我首先添加了一些新列将 status_duration 分成第一个切片和其余部分,并将 status_duration 的原始值替换为相应的 2 元素列表:
df['first'] = ((df['interval_start']+ pd.Timedelta('1sec')).dt.ceil('15min') - df['interval_start']).dt.total_seconds().astype(int)
df['rest'] = df['status_duration'] - df['first']
df['status_duration'] = df[['first','rest']].values.tolist()
df['status_duration'] = df['status_duration'].apply(lambda x: x if x[1] > 0 else [sum(x),0])
这将为您提供以下准备好的数据框:
specialist language interval_start ... status_duration first rest
0 Donald Trump German 2021-09-23 14:28:00 ... [120, 1680] 120 1680
1 Donald Trump German 2021-09-23 14:58:01 ... [119, 5] 119 5
2 Donald Trump German 2021-09-24 10:05:00 ... [600, 30] 600 30
3 Monica Lewinsky German 2021-09-24 10:05:00 ... [30, 0] 600 -570
在此基础上,您现在可以执行与您问题中的代码类似的 groupby() 和 explode()。之后,您对间隔进行舍入并再次分组以合并现在由于 explode() 而具有多个条目的间隔。
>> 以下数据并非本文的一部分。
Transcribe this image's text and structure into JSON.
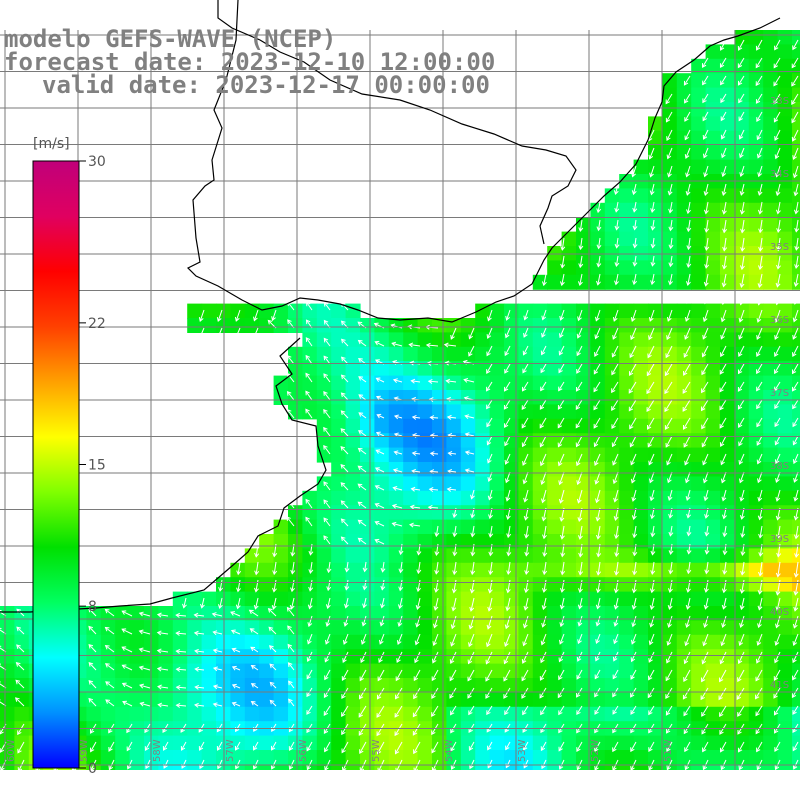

为了清理,我删除了持续时间 0 的行并重置索引:
ref = df.groupby(['specialist', 'language', pd.Grouper(key='interval_start', freq='T')], as_index=False)
.agg(status_duration=('status_duration', lambda d: [d.iat[0][0],*([900]*(d.iat[0][1]//900)), d.iat[0][1]%900]),interval_start=('interval_start', 'first'))
.explode('status_duration')
ref['interval_start'] = ref['interval_start'].dt.floor('15min')+pd.to_timedelta(ref.groupby(ref.index).cumcount()*900, unit='sec')
ref = ref.groupby(['specialist', 'language', 'interval_start']).sum()
ref = ref[ref.status_duration != 0].reset_index()
这会为您提供所需的输出:
specialist language interval_start status_duration
0 Donald Trump German 2021-09-23 14:15:00 120
1 Donald Trump German 2021-09-23 14:30:00 900
2 Donald Trump German 2021-09-23 14:45:00 899
3 Donald Trump German 2021-09-23 15:00:00 5
4 Donald Trump German 2021-09-24 10:00:00 600
5 Donald Trump German 2021-09-24 10:15:00 30
6 Monica Lewinsky German 2021-09-24 10:00:00 30
注意:我在另一个答案中描述的问题,即最后的分组步骤可能导致 status_duration > 900 对于真实数据应该是不可能的,因为专家不应该能够开始在第一个间隔结束之前的第二个间隔。所以这毕竟是你不需要处理的情况。